DRV-Rangliste in Hamburg: Mit Podestplatz in vorläufigen WM-Kader vorgestoßen

Beim zweiten und damit letzten Leistungstest des Deutschen Ruderverbandes (DRV) für den U23-Kader hat HRG-Topskuller Johannes Lotz in Hamburg-Allermöhe mit starken Rennauftritten überzeugt. Im Skiff erkämpfte der 20-jährige Psychologiestudent einen Podestplatz, im Doppelzweier und Doppelvierer folgten deutliche Siege. Die Ergebnisse lassen den missglückten Saisonstart Ende April vergessen. „Mit dem Ergebnis im Einer bin ich sehr zufrieden, vor allem mit Blick auf den Krankheitsausfall bei der ersten DRV-Rangliste in Krefeld“, bilanzierte der HRG’ler.

„Es musste ein gute Leistung her, und die habe ich erbringen können“, freute sich Lotz nach seinem Vorlaufsieg in Bestzeit und dem souveränen Einzug ins Finale der acht besten Skullspezialisten. Dort setzte er mit Platz drei im Ranking der 19-22-Jährigen WM-Aspiranten ein deutliches Ausrufezeichen, was für die weiteren Saisonziele hoffen lässt. „Damit habe ich mich vorläufig wieder in den Kreis der Nationalmannschaft rudern können“, so Lotz zuversichtlich.
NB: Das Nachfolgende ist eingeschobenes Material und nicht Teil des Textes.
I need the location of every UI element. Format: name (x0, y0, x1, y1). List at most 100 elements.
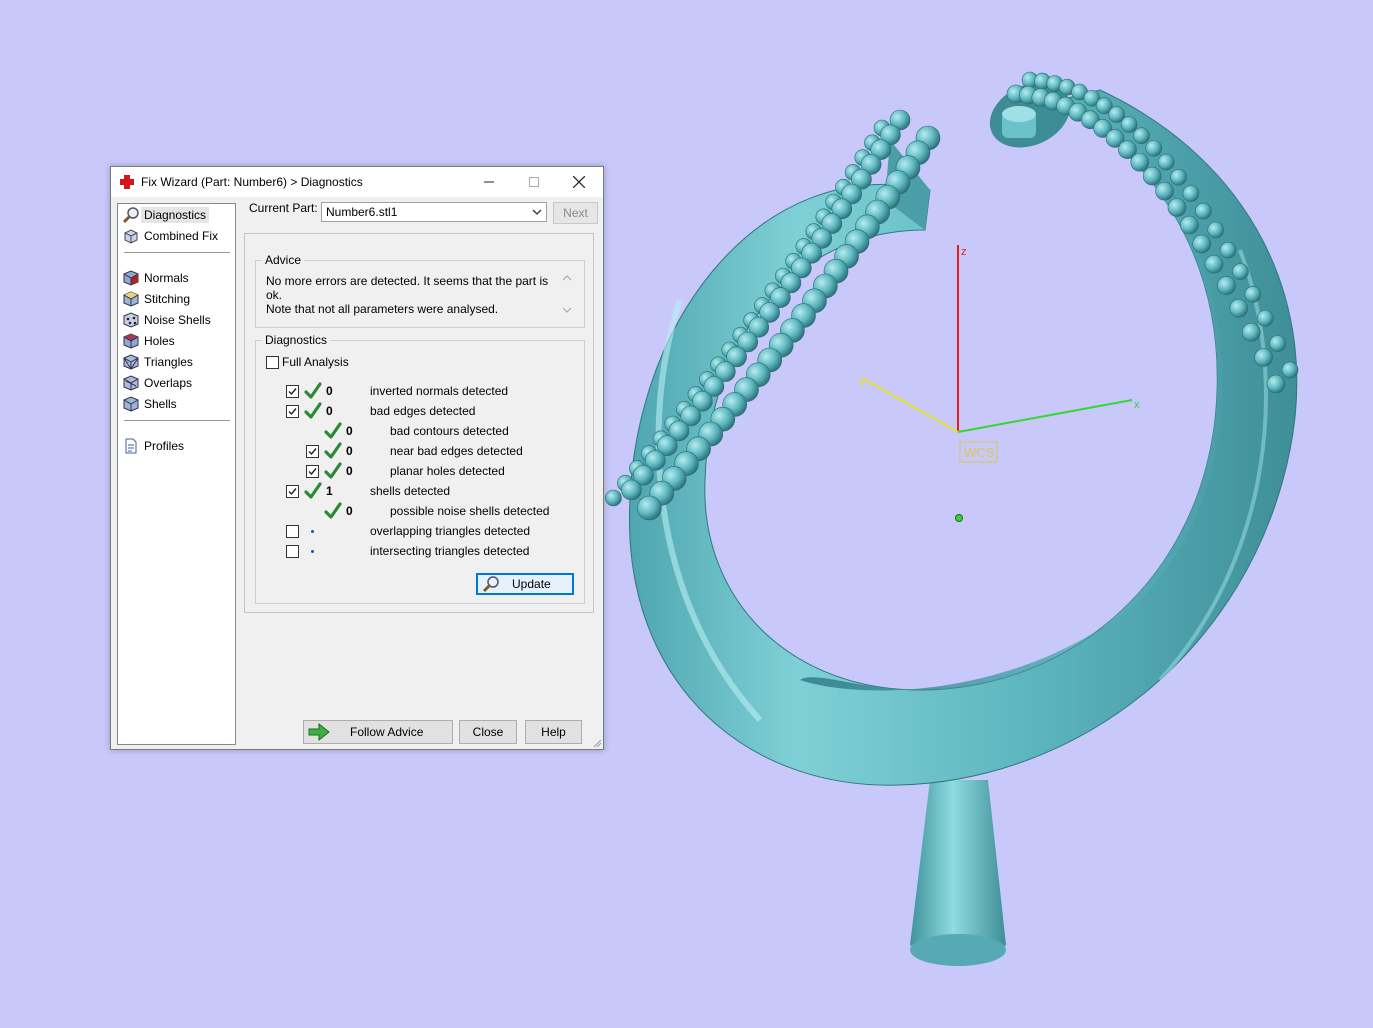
tree-item-label: Profiles (144, 439, 185, 453)
green-check-icon (304, 382, 322, 399)
prong-bead (1204, 254, 1224, 274)
current-part-select[interactable]: Number6.stl1 (321, 202, 547, 222)
tree-item-label: Holes (144, 334, 175, 348)
help-button[interactable]: Help (525, 720, 582, 744)
tree-item-label: Overlaps (144, 376, 193, 390)
fix-wizard-window: Fix Wizard (Part: Number6) > Diagnostics… (110, 166, 604, 750)
green-check-icon (324, 442, 342, 459)
advice-scrollbar[interactable] (560, 271, 574, 317)
update-button-label: Update (512, 577, 551, 591)
follow-advice-label: Follow Advice (350, 725, 424, 739)
diagnostic-checkbox[interactable] (286, 525, 299, 538)
close-button-label: Close (472, 725, 504, 739)
diagnostic-checkbox[interactable] (286, 405, 299, 418)
diagnostic-checkbox[interactable] (286, 485, 299, 498)
minimize-icon (484, 181, 494, 183)
tree-item-noise-shells[interactable]: Noise Shells (122, 310, 211, 330)
prong-bead (1170, 168, 1187, 186)
diagnostic-checkbox[interactable] (286, 385, 299, 398)
update-button[interactable]: Update (476, 573, 574, 595)
prong-bead (1133, 127, 1150, 145)
tree-item-label: Normals (144, 271, 189, 285)
triangles-cube-icon (123, 354, 139, 370)
axis-y-label: y (856, 375, 867, 388)
tree-item-label: Noise Shells (144, 313, 211, 327)
close-icon (573, 176, 585, 188)
tree-item-label: Combined Fix (144, 229, 219, 243)
next-button-label: Next (563, 206, 588, 220)
green-check-icon (324, 502, 342, 519)
diagnostics-title: Diagnostics (262, 333, 331, 347)
diagnostic-checkbox[interactable] (306, 465, 319, 478)
diagnostic-text: inverted normals detected (370, 384, 509, 398)
prong-bead (1244, 285, 1262, 303)
advice-line: Note that not all parameters were analys… (266, 302, 499, 316)
tree-item-normals[interactable]: Normals (122, 268, 189, 288)
diagnostic-text: planar holes detected (390, 464, 505, 478)
axis-x-label: x (1134, 399, 1140, 411)
tree-item-profiles[interactable]: Profiles (122, 436, 184, 456)
tree-item-label: Shells (144, 397, 177, 411)
help-button-label: Help (541, 725, 566, 739)
red-cross-icon (120, 175, 134, 189)
overlaps-cube-icon (123, 375, 139, 391)
window-title: Fix Wizard (Part: Number6) > Diagnostics (141, 175, 363, 189)
prong-bead (1232, 263, 1249, 280)
title-bar[interactable]: Fix Wizard (Part: Number6) > Diagnostics (111, 167, 603, 197)
advice-title: Advice (262, 253, 305, 267)
pending-dot-icon (311, 550, 314, 553)
prong-bead (1207, 221, 1225, 239)
tree-separator (124, 252, 230, 253)
minimize-button[interactable] (466, 167, 512, 197)
diagnostic-text: near bad edges detected (390, 444, 523, 458)
diagnostic-text: overlapping triangles detected (370, 524, 531, 538)
full-analysis-label: Full Analysis (282, 355, 349, 369)
resize-grip-icon[interactable] (592, 738, 602, 748)
tree-item-label: Triangles (144, 355, 193, 369)
green-check-icon (324, 422, 342, 439)
prong-bead (1241, 322, 1261, 342)
green-check-icon (304, 402, 322, 419)
prong-bead (1180, 215, 1199, 235)
tree-item-triangles[interactable]: Triangles (122, 352, 193, 372)
tree-item-overlaps[interactable]: Overlaps (122, 373, 192, 393)
full-analysis-checkbox[interactable] (266, 356, 279, 369)
tree-item-holes[interactable]: Holes (122, 331, 175, 351)
checkmark-icon (308, 448, 317, 456)
maximize-button[interactable] (511, 167, 557, 197)
tree-item-label: Diagnostics (141, 207, 210, 223)
prong-bead (1192, 234, 1212, 254)
prong-bead (605, 489, 622, 507)
tree-item-diagnostics[interactable]: Diagnostics (122, 205, 210, 225)
prong-bead (1167, 198, 1187, 217)
checkmark-icon (288, 408, 297, 416)
tree-item-label: Stitching (144, 292, 191, 306)
wcs-axes: z x y WCS (856, 245, 1140, 522)
follow-advice-button[interactable]: Follow Advice (303, 720, 453, 744)
prong-bead (1219, 241, 1237, 259)
prong-bead (1182, 185, 1200, 202)
tree-item-shells[interactable]: Shells (122, 394, 177, 414)
tree-item-combined-fix[interactable]: Combined Fix (122, 226, 218, 246)
prong-bead (1142, 166, 1162, 186)
rotation-center-icon (955, 514, 963, 522)
green-arrow-right-icon (308, 723, 330, 741)
diagnostic-count: 0 (326, 404, 333, 418)
wcs-label: WCS (964, 445, 995, 460)
tree-separator (124, 420, 230, 421)
diagnostic-count: 0 (346, 424, 353, 438)
current-part-value: Number6.stl1 (326, 205, 398, 219)
magnifier-icon (482, 576, 499, 593)
profiles-document-icon (125, 438, 137, 454)
tree-item-stitching[interactable]: Stitching (122, 289, 190, 309)
magnifier-icon (122, 207, 139, 224)
pending-dot-icon (311, 530, 314, 533)
close-window-button[interactable] (556, 167, 602, 197)
next-button[interactable]: Next (553, 202, 598, 224)
advice-text: No more errors are detected. It seems th… (266, 274, 551, 316)
maximize-icon (529, 177, 539, 187)
diagnostic-checkbox[interactable] (286, 545, 299, 558)
noise-shells-cube-icon (123, 312, 139, 328)
close-button[interactable]: Close (459, 720, 517, 744)
diagnostic-checkbox[interactable] (306, 445, 319, 458)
Im Doppelzweier erneut erfolgreich

Lotz startete schnell, lag von Beginn an auf Rang drei hinter den führenden Steven Hacker (Dresden) und Emil Schmidberger (Stuttgart). Bei 1.000 Metern fällt das Hanauer Boot eine Position zurück, kann mit der zweitschnellsten Zwischenzeit aber weiterhin Anschluss ans Spitzentrio halten. Auf den letzten 500 Metern der 2.000-Meter-Distanz dann der Angriff des HRG-Weltmeisters von 2014: In Bestzeit zieht er an Schmidberger auf Position drei vorbei, nimmt dem Stuttgarter knapp fünf Sekunden ab und überquert mit nur 0,98 Sekunden Rückstand auf Marc Weber (Gießen) und 1,3 Sekunden hinter Hacker als Dritter die Ziellinie.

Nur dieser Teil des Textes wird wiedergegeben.